Re:Cccess to unlocked car = can damage it, duh (Score:3, Informative)
I would guess it's related to the Anti-lock Brake System, which needs to calculate how much force should be applied and how rapidly.
Re:So what? (Score:3, Informative)
Re: ECM hacking (Score:1, Informative)
Depending on how radical you want to get, often the fix is to adapt a known / programmable computer to your car. There are many companies who sell kits to do this. "MegaSquirt" was one of the first I had heard of; now several sell for example a GM PCM with harness to fit your car, or sometimes a connector adapter if enough sensor signals are similar. I forget the company names, but a websearch will provide them. Not a solution but hopefully a different angle and fuel for thought...
Shenanigans. (Score:4, Informative)
I'm going to call shenanigans on this post. There has never been a vehicle where you could remove the ECU and expect it to run.
A little history... The introduction of computers to vehicles has happened in many stages.
The first stage was the introduction of electronic ignition computers in the late 70s. These systems replaced the vacuum ignition advance on older cars. The signal from the distributor literally ran through the ignition computer. Removing the computer means that there is no connection between engine timing and plug coil. With the ignition computer removed, you have no spark, and the engine cannot start.

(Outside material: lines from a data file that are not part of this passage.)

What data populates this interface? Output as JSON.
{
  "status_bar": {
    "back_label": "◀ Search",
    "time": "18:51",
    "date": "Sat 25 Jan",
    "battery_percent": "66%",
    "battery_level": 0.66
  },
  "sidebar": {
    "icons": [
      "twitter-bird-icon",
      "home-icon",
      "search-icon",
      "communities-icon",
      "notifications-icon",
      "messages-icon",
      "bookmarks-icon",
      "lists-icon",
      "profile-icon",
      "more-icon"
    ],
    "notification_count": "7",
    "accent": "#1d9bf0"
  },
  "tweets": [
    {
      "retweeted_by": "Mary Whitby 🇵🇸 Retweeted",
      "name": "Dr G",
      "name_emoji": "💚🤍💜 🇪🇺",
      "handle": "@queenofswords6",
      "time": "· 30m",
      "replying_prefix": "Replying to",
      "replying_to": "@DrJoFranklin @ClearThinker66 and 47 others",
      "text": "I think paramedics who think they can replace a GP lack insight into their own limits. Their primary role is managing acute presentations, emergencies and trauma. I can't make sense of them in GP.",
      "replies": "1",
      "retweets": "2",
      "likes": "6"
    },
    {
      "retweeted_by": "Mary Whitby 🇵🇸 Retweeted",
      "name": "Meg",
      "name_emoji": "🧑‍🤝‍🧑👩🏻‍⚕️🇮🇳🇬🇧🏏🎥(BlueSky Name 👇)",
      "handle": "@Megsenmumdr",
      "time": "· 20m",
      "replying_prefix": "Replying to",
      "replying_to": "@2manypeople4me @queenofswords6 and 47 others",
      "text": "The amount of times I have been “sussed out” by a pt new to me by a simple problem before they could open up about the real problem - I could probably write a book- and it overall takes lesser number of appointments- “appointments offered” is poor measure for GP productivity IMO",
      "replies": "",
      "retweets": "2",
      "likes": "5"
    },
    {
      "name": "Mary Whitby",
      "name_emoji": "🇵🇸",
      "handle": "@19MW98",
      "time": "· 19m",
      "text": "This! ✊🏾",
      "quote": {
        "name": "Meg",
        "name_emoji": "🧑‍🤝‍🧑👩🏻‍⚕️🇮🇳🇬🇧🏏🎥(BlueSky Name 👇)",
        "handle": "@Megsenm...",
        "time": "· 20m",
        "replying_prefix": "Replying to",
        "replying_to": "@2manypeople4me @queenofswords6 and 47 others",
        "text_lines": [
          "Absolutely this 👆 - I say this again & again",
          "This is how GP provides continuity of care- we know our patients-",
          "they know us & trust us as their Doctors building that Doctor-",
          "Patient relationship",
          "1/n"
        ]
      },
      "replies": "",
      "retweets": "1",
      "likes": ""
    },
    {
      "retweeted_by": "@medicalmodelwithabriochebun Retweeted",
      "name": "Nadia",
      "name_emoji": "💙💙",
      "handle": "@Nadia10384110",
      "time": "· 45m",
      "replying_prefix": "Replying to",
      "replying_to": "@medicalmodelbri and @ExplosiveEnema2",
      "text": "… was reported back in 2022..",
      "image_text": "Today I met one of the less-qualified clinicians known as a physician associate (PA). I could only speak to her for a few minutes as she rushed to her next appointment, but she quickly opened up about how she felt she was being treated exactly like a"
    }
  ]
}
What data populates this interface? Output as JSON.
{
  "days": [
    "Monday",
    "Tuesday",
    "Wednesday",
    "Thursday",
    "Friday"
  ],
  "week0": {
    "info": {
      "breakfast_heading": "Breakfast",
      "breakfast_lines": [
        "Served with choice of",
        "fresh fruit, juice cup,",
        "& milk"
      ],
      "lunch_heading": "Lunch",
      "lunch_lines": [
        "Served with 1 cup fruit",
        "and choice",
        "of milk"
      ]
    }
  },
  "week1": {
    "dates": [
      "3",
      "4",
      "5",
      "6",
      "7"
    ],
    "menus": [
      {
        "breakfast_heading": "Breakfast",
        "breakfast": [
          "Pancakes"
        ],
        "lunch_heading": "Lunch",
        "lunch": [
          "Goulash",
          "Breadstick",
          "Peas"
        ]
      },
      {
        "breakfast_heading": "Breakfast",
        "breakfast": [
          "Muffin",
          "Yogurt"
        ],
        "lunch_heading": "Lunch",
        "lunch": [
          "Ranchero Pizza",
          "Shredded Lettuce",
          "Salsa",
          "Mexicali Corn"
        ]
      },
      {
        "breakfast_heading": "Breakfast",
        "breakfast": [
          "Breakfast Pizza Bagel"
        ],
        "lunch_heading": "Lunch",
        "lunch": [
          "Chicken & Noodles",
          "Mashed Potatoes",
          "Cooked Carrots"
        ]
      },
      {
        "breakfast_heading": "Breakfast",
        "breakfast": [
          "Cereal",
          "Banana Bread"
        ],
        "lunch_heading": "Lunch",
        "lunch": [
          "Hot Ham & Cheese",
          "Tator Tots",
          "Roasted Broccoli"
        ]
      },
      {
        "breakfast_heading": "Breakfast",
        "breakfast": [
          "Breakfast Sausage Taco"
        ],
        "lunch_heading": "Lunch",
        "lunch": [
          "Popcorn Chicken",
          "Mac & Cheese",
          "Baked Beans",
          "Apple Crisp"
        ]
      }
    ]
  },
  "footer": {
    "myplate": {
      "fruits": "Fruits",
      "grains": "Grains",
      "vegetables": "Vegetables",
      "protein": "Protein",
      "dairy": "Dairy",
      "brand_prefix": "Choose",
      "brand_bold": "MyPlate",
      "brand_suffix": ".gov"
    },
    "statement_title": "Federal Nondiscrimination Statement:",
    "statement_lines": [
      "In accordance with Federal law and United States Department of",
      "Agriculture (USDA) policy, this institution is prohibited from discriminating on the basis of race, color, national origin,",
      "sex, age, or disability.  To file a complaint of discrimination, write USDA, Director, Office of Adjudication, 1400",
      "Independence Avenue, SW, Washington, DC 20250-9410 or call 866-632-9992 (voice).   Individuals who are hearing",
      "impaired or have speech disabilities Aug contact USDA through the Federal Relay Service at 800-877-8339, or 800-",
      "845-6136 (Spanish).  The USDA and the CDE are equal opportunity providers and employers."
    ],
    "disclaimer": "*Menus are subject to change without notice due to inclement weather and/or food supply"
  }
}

The next major step forward was the introduction of electronic fuel injection. This computer was responsible for controlling the fuel injectors. No ECU, means no fuel in the cylinders, which means no running vehicle. Power for the injectors literally comes via the ECU. Without the ECU, the injectors are literally unplugged.
Later vehicles used more computers in more components of the vehicle, to the point that a computer controls the brakes on my motorcycle.
But, there was no time where you could remove an ECU and expect the vehicle to still run.*
* Yes, it is possible to disconnect a lot of the sensors on an electronically fuel injected vehicle, and it will still run. But the ECU must still be in place.
Seriously Slashdot... You call yourself geeks, and you fall for this kind of stuff? Shame.